A federal appeals court is in the middle of a dispute between a defense attorney charged in an obstruction conspiracy and a cooperator who helped prosecutors build the criminal case against the lawyer.
The dispute in Washington federal district court centers on sealed court records that involve the cooperator and several others whom the government identified as potential witnesses against the attorney.
The lawyer, Charles Daum, a veteran solo practitioner in Washington, is charged with two investigators in a scheme to obstruct a drug prosecution in U.S. District Court for the District of Columbia.
Prosecutors allege Daum introduced staged photos to dupe jurors into believing the drugs in the case belonged to the brother of his client. When jurors failed to reach a verdict, U.S. District Judge Paul Friedman declared a mistrial.
White and three others, including his brothers, were later charged with participating in a conspiracy to influence the jurors in White’s case. That new case went under seal. Daum’s lawyers want to get their hands on the documents in the case that would presumably reveal information about the substance of the cooperation the conspirators provided to the Justice Department.
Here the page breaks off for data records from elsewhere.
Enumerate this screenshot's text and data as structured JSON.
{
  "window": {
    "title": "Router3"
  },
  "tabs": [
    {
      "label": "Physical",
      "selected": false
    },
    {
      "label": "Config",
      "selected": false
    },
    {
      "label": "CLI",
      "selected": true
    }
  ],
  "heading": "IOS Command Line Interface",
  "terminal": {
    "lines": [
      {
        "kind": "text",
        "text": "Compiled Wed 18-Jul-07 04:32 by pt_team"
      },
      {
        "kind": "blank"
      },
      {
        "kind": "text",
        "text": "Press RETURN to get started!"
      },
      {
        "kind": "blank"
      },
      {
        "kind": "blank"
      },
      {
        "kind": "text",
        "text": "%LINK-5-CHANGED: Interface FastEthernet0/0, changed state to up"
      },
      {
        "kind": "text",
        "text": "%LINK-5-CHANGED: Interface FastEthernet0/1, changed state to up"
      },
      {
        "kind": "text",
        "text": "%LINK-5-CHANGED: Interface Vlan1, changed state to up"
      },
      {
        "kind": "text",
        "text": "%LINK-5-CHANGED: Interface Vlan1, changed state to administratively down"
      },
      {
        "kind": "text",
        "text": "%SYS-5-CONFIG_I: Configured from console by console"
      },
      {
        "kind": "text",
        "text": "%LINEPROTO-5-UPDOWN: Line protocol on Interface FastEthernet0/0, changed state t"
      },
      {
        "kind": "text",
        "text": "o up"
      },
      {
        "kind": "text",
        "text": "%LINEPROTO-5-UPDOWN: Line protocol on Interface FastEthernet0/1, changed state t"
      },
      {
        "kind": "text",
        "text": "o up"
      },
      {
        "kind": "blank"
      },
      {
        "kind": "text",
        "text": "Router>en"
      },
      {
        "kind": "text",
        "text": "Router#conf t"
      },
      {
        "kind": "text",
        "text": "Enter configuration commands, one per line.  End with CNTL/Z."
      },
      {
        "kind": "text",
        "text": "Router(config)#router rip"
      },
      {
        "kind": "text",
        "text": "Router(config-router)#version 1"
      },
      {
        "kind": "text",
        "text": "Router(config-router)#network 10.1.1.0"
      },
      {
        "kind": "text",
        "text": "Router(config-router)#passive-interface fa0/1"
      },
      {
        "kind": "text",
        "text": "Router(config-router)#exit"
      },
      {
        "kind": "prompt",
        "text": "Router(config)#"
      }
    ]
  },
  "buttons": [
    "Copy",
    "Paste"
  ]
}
For weeks now, Daum’s attorneys have fought for access to the court records in White’s drug case, saying the information will help Daum prepare his defense. Daum was indicted earlier this year. His attorney, David Schertler of Washington’s Schertler & Onorato, has vowed to fight the charges at trial.
Friedman and Senior Judge Gladys Kessler have issued sealed orders regarding the dispute. One of those orders is pending in the U.S. Court of Appeals for the D.C. Circuit. An alleged cooperator, Jerome White, is challenging a ruling from earlier this month.
In August, Kessler said it’s been a challenge to sort out which lawyers should have access to particular documents. The bulk of the litigation has been under seal, and in some instances the attorneys have filed documents ex parte.
“To complicate things further, the court must be mindful of the safety and security of all defendants in both cases,” Kessler said in the decision in August. Kessler said then that the case “demonstrates why permission to file ex parte should rarely be given.”
Gary Sidell, who represents Jerome White, asked the D.C. Circuit to review a decision from Kessler. Sidell, who declined to comment on the dispute, also asked the appeals court to stay the proceedings in the trial court.
Judges Karen LeCraft Henderson, Judith Rogers and David Tatel on Oct. 7 entered an administrative stay of Kessler’s order, giving the appeals court time to review the dispute.
The litigation in the appeals court, like the action in the trial court, is moving forward under seal.
The Justice Department and Daum’s attorneys on Wednesday individually filed responses, under seal, to Sidell’s request to stay the case. Daum’s lawyer, Schertler, declined to comment today.
Kessler is planning to meet with the lawyers in Daum’s case later this month for a status hearing. Daum is not scheduled to stand trial until early next year.